Hudson urged the committee to level the playing field for companies that are innovating and doing the work necessary to get FDA approval.
In its report, SACGHS agrees with the FDA’s flexible approach to regulating LDTs. While the committee felt that “applying the same regulatory framework to every genetic test is infeasible” from a time and cost perspective, it did suggest “further analysis … to determine whether appropriate weight has been apportioned to risks associated with the novelty and complexity of the testing platform and technology.”
The FDA has expressed its intent to regulate a subset of LDTs, called in vitro diagnostic multivariate index assays, reasoning that these tests are more complex. The agency is in the midst of finalizing a guidance on its oversight of IVDMIAs.
However, groups such as the Coalition for 21st Century Medicine do not favor this type of piecemeal approach. Instead, they have urged a phased regulatory approach that would require manufacturers to register all LDTs in a publicly accessible site prior to marketing. After data has been collected for a period of roughly three to five years through this database, then the FDA should make a decision as to whether a 510(k) or pre-market approval is necessary.
In the report, SACGHS asked the FDA to collaborate with CMS to develop such a database of all LDTs, and convene a meeting of stakeholders to discuss what types of data test manufacturers would have to submit for this database.
SACGHS Chair Reed Tuckson, who also is executive VP of UnitedHealth Group, noted that the final guidance should reflect that the committee feels the FDA should “not be screwing around, sitting on its hands, waiting until some committee” reviews this issue of LDT regulation. “The sense of urgency regarding [regulation of LDTs] within the committee is pretty clear,” Tuckson said.

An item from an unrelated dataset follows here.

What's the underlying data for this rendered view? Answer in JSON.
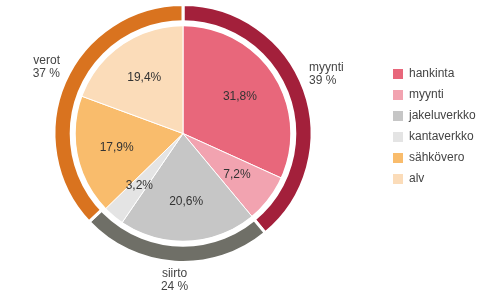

“I think what we can say is that the FDA needs to tackle” the regulation of LDTs and “the bottom line is that all LDTs must be safe, must be sufficiently regulated and we can tell them that there are gaps here and this needs to be done post haste,” James Evans, SACGHS member and associate professor of genetics and medicine at the University of North Carolina, Chapel Hill, added. “As far as triaging which ones they feel are in urgent need of oversight, that’s something the FDA has been doing for a long time … [but] I think there is nothing wrong with saying that all LDTs need to be addressed.”
Ultimately, the committee recommended that HHS convene various federal agencies, as well as the FDA and CMS, and provide input on the development of a risk-based framework for the regulation of LDTs.
Committee members particularly expressed concern regarding the gap in oversight of certain direct-to-consumer genetic tests.
“There is insufficient oversight of laboratories offering such tests and their potential impact on the public health is an increasing concern,” SACGHS states in the report. “CLIA regulations, or if necessary, CLIA’s statutory authority, along with FDA’s risk-based regulatory authority and regulatory processes should be expanded to encompass the full range of health-related genetic tests, including those directly offered to consumers.”
Hudson noted that the GPPC was looking into currently marketed DTC tests to compare their use with the types of claims they make.
However, Hudson warned that the committee should not “make DTC tests the scapegoat here. There is a much bigger problem with all LDTs, and it would be misleading to point the finger solely at DTC providers.”